The opinions herein expressed are subject to the following qualifications and limitations:

(1) The effect of bankruptcy, insolvency, reorganization, arrangement, moratorium or other similar laws relating to or affecting the rights of creditors generally,


including, without limitation, laws relating to fraudulent transfers or conveyances, preferences and equitable subordination.

(2) Limitations imposed by general principles of equity upon the availability of equitable remedies or the enforcement of provisions of any of the Guarantees or the Indentures.

(3) We express no opinion as to the effect on the opinions expressed herein of (i) compliance or non-compliance by any party to the Indentures (in each case, other than the Guarantor) with any laws or regulations applicable to it, or (ii) the legal or regulatory status or the nature of the business of any such party (other than the Guarantor).

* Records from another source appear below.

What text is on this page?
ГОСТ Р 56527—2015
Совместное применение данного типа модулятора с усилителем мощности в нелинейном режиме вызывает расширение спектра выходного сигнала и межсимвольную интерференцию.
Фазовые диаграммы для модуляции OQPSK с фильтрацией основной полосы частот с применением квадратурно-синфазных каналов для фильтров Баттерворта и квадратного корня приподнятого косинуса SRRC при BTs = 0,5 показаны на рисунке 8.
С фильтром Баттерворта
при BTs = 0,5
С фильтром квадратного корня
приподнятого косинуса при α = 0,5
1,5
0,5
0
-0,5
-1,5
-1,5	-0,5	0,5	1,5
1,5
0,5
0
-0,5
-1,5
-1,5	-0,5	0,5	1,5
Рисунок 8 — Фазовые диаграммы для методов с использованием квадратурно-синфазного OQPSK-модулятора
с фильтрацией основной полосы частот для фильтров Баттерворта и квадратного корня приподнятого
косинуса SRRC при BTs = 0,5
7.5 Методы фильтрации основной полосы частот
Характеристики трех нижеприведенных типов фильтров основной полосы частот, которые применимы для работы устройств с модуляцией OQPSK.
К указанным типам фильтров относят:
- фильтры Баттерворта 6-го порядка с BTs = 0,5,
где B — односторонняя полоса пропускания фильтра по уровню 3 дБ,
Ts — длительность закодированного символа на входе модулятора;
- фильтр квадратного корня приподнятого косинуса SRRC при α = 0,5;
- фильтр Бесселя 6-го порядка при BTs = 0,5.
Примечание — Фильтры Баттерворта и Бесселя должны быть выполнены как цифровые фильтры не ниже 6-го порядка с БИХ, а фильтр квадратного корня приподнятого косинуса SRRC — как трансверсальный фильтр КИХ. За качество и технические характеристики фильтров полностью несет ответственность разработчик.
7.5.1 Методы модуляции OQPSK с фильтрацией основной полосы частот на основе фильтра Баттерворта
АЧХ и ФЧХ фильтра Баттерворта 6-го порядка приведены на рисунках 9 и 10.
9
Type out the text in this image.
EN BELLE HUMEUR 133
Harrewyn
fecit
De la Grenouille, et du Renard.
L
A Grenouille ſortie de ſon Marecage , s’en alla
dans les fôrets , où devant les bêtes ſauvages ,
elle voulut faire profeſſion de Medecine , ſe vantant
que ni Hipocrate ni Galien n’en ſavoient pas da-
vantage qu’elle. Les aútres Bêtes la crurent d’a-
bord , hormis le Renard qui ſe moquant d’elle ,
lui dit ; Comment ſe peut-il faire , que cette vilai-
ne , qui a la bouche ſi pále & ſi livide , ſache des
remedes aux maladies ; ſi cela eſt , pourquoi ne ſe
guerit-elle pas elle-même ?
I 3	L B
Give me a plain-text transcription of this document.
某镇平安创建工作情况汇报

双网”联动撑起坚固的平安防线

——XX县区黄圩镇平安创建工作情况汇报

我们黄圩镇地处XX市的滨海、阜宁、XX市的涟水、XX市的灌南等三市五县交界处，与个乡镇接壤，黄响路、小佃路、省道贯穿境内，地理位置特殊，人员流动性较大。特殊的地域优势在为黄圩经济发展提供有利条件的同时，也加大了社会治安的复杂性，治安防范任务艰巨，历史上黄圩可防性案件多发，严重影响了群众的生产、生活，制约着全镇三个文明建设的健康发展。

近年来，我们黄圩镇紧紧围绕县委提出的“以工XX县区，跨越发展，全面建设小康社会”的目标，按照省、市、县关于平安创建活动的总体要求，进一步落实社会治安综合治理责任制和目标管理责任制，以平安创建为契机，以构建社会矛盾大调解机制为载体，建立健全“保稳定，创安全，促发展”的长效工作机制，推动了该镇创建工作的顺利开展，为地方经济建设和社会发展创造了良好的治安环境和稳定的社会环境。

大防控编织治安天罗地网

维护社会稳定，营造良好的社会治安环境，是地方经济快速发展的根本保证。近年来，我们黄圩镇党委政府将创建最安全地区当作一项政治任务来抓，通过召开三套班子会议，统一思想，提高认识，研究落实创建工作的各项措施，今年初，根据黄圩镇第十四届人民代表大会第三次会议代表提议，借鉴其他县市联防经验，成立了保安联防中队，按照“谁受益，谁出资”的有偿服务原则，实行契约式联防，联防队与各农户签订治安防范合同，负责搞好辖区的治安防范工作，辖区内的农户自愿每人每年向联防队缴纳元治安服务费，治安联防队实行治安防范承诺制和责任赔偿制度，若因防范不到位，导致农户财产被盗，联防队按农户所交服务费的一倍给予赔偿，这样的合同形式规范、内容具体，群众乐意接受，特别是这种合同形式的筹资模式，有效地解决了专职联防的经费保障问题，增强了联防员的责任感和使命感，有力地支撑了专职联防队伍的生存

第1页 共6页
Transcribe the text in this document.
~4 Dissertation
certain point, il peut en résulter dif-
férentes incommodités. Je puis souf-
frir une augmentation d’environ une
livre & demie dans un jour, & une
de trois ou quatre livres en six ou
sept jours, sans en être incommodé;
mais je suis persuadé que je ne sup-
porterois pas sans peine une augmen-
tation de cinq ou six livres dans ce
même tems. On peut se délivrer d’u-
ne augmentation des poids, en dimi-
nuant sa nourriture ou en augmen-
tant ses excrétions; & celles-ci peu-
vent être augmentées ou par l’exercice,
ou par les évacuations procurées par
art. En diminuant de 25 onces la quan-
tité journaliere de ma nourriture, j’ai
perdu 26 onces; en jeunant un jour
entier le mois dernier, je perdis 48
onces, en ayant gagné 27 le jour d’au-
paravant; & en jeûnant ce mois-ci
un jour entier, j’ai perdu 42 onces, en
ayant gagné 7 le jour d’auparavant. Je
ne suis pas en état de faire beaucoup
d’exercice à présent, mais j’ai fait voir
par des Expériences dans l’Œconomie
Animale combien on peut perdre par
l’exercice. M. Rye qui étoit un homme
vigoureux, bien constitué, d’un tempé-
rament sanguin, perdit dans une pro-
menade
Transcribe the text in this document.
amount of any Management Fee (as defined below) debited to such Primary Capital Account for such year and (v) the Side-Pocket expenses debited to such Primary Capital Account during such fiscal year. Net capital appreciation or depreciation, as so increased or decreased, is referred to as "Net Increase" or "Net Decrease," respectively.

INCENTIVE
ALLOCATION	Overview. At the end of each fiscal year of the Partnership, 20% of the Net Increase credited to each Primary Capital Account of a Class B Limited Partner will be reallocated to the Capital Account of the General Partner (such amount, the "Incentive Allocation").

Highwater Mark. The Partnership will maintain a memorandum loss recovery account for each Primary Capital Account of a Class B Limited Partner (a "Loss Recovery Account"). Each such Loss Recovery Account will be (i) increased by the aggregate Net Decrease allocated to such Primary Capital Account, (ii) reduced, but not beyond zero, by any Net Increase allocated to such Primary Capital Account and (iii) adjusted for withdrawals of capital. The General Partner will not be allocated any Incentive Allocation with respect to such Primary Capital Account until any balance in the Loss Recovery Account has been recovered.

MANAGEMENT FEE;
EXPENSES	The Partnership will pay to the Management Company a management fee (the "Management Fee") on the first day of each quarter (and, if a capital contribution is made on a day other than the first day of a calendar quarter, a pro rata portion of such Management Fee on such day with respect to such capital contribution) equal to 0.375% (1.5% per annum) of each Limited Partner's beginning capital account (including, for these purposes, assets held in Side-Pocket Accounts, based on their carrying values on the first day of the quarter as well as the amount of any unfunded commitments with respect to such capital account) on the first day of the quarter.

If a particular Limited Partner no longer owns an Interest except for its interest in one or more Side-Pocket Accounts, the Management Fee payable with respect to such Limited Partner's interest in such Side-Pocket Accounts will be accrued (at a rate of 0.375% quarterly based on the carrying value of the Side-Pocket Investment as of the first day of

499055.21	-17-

Our opinions in Paragraphs 4 and 5, above, are based upon our consideration of only those statutes, rules and regulations which, in our experience, are normally applicable to issuers and guarantors in note transactions; provided that we express no opinion as to (1) any federal or state securities laws or regulations, (2) any federal or state tax laws or regulations, (3) any federal or state banking or insurance laws or regulations, (4) any law, rule or regulation relating to patents, trademarks, copyrights or licenses, (5) any pension or employee benefit laws or regulations, (6) any federal or state antitrust or unfair competition laws or regulations, (7) any fraudulent transfer or fraudulent conveyance laws, (8) compliance by any party with any fiduciary duty requirements; (9) any statutes, ordinances, administrative decisions, rules or regulations of counties, towns, municipalities and special political subdivisions (whether created or enabled through legislative action at the state or regional level) or judicial decisions to the extent that they deal with any of the foregoing, (10) any racketeering laws or regulations, (11) any health and safety laws or regulations, (12) any labor laws or regulations, (13) any laws, regulations and policies concerning (i) national or local emergency, (ii) possible judicial deference to acts of sovereign states, and (iii) criminal and civil forfeiture laws, and (14) other state statutes of general application to the extent they provide for criminal prosecution.

We express no opinion as to any law other than the law of the State of California.

Our opinions are rendered as of the date hereof, and we assume no obligation to advise you of changes that may hereafter be brought to our attention. This opinion letter is rendered to you in connection with the matters described herein. This opinion letter may not be relied upon by you for any other purpose. Copies of this opinion may be furnished to your counsel, Simpson Thacher & Bartlett LLP, which may rely upon the opinion set forth herein as though addressed to it, subject to the qualifications and limitations related thereto. We hereby consent to the filing of this opinion letter as Exhibit 5.2 to the Registration Statement and to the use of our name under the caption “Legal Matters” in the Prospectus included in the Registration Statement.